Thanks to the arrival of Kung Fu Panda 3, takings are a nice 26% up on the previous frame, and a very healthy 94% up on the equivalent weekend from 2015, when the top new releases were Run All Night and Suite Francaise. (This outcome is essentially a blip, caused by an earlier Easter, and hence the earlier release this year of a big animated film.) Among official releases, cinema bookers will have big hopes pinned on the JJ Abrams-produced 10 Cloverfield Lane, a “spiritual successor” to gene hit Cloverfield. Alternatives include fellow genre offering The Boy; religious-themed historical actioner Risen; and Ben Wheatley’s starry JG Ballard adaptation High-Rise.
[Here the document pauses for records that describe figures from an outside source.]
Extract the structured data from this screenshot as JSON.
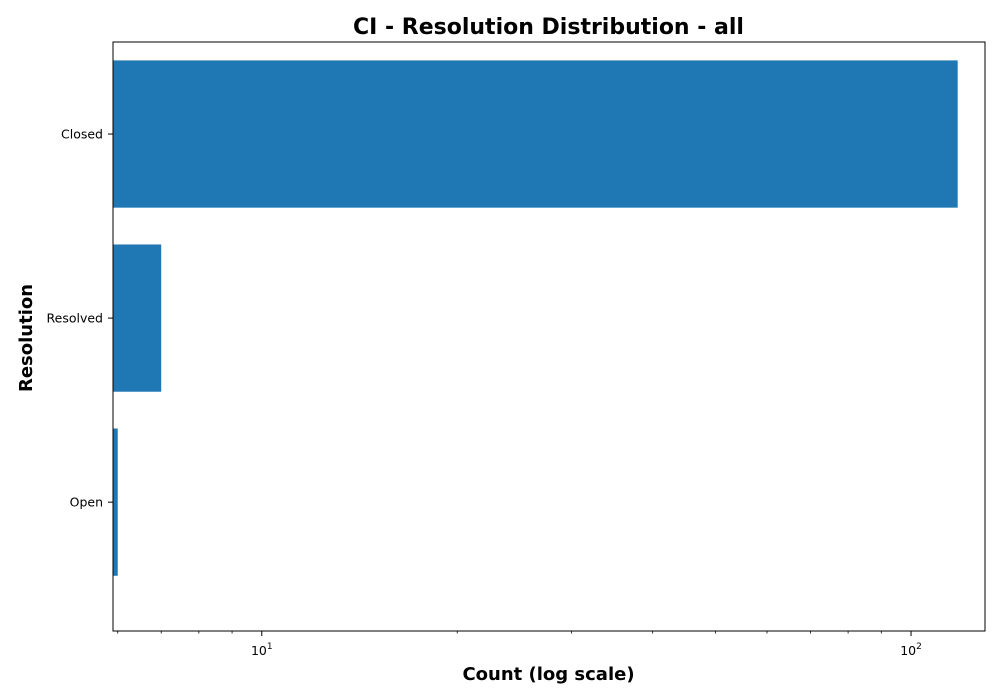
{
  "chart_data": {
    "type": "bar",
    "orientation": "horizontal",
    "title": "CI - Resolution Distribution - all",
    "xlabel": "Count (log scale)",
    "ylabel": "Resolution",
    "x_scale": "log",
    "xlim": [
      5.9,
      130
    ],
    "categories": [
      "Closed",
      "Resolved",
      "Open"
    ],
    "values": [
      118,
      7,
      6
    ],
    "x_major_ticks": [
      10,
      100
    ],
    "x_tick_labels": [
      {
        "base": "10",
        "exp": "1"
      },
      {
        "base": "10",
        "exp": "2"
      }
    ],
    "x_minor_ticks": [
      6,
      7,
      8,
      9,
      20,
      30,
      40,
      50,
      60,
      70,
      80,
      90
    ],
    "bar_color": "#1f77b4",
    "grid": false,
    "legend": "none"
  }
}
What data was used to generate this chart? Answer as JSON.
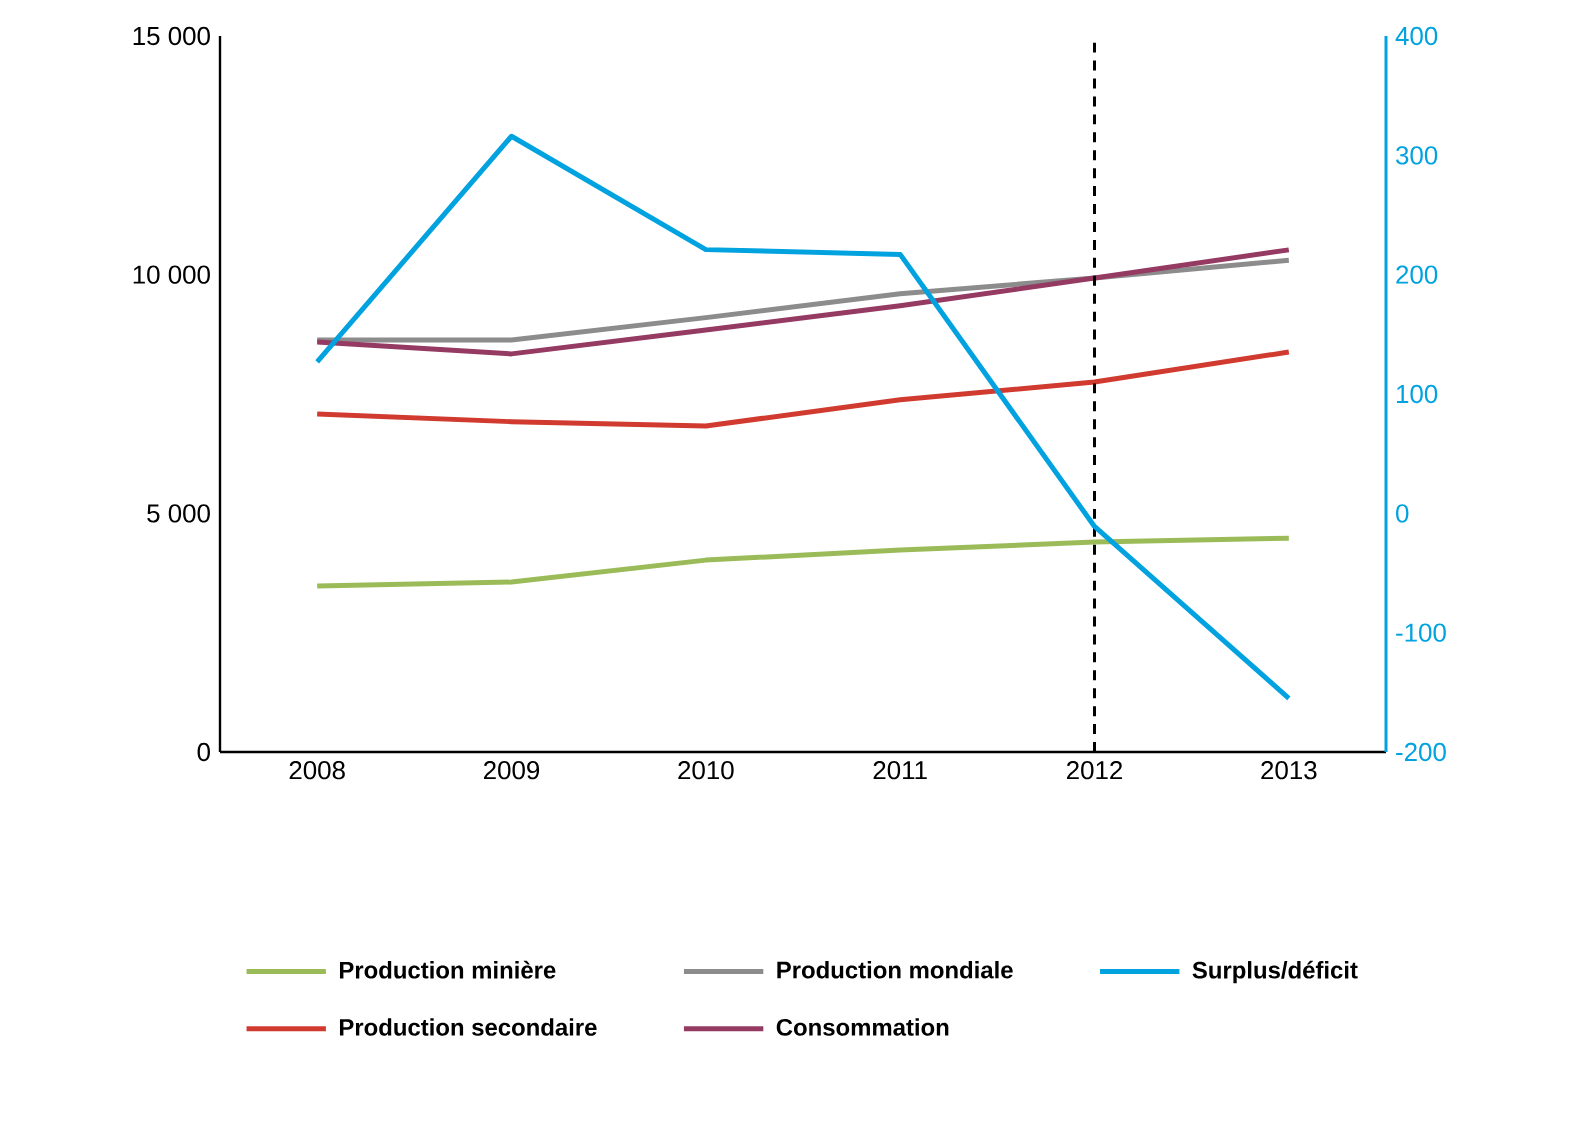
{
  "chart_data": {
    "type": "line",
    "categories": [
      "2008",
      "2009",
      "2010",
      "2011",
      "2012",
      "2013"
    ],
    "series": [
      {
        "name": "Production minière",
        "color": "#9bbb59",
        "values": [
          3480,
          3560,
          4020,
          4230,
          4400,
          4480
        ]
      },
      {
        "name": "Production mondiale",
        "color": "#8c8c8c",
        "values": [
          8630,
          8630,
          9100,
          9600,
          9930,
          10300
        ]
      },
      {
        "name": "Surplus/déficit",
        "color": "#00a2e0",
        "axis": "y2",
        "values": [
          127,
          316,
          221,
          217,
          -11,
          -155
        ]
      },
      {
        "name": "Production secondaire",
        "color": "#d03a2f",
        "values": [
          7080,
          6920,
          6830,
          7380,
          7750,
          8380
        ]
      },
      {
        "name": "Consommation",
        "color": "#953a63",
        "values": [
          8590,
          8340,
          8840,
          9350,
          9930,
          10520
        ]
      }
    ],
    "ylim": [
      0,
      15000
    ],
    "yticks": [
      {
        "value": 0,
        "label": "0"
      },
      {
        "value": 5000,
        "label": "5 000"
      },
      {
        "value": 10000,
        "label": "10 000"
      },
      {
        "value": 15000,
        "label": "15 000"
      }
    ],
    "y2lim": [
      -200,
      400
    ],
    "y2ticks": [
      -200,
      -100,
      0,
      100,
      200,
      300,
      400
    ],
    "ref_lines": [
      {
        "axis": "x",
        "value": "2012",
        "color": "#000000",
        "line_style": "dashed"
      }
    ],
    "legend": "bottom",
    "grid": false,
    "marker": "none",
    "line_style": "solid"
  }
}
Zootropolis will be playing extensive previews on Saturday and Sunday.

Top 10 films March 11-13

1. Kung Fu Panda 3, £4,771,131 from 583 sites (new)
2. The Divergent Series: Allegiant, £1,838,019 from 526 sites (new)
3. London Has Fallen, £1,800,526 from 518 sites. Total: £6,444,871
4. Deadpool, £966,484 from 472 sites. Total: £35,773,741
5. Hail, Caesar!, £863,355 from 506 sites. Total: £3,244,566
6. Grimsby, £474,768 from 361 sites. Total: £4,451,956
7. The Witch, £447,626 from 179 sites (new)
8. How to Be Single, £333,681 from 374 sites. Total: £5,432,714
9. Alvin and the Chipmunks: The Road Chip, £295,420 from 493 sites. Total: £15,711,070
10. Anomalisa, £223,387 from 80 sites (new)

Other openers

Fifty Shades of Black, £82,614 from 117 sites
Ardaas, £72,084 from 10 sites
Love Punjab, £33,661 from 5 sites
Kadhalum Kadandhu Pogum, £16,715 from 17 sites
Traders, £7,435 from 28 sites (Ireland only)
The Ones Below, £6,971 from 11 sites
Feast of Varanasi, £5,443 from 25 sites
The Here After, £3,316 from 10 sites
Puthiya Niyamam, £2,596 from 17 sites
In Rahon Se, £1,583 from 5 sites
Next to Her, £1,095 from 5 sites
Against the Sun, £36 from 1 site

Thanks to comScore. All figures relate to takings in UK and Ireland cinemas.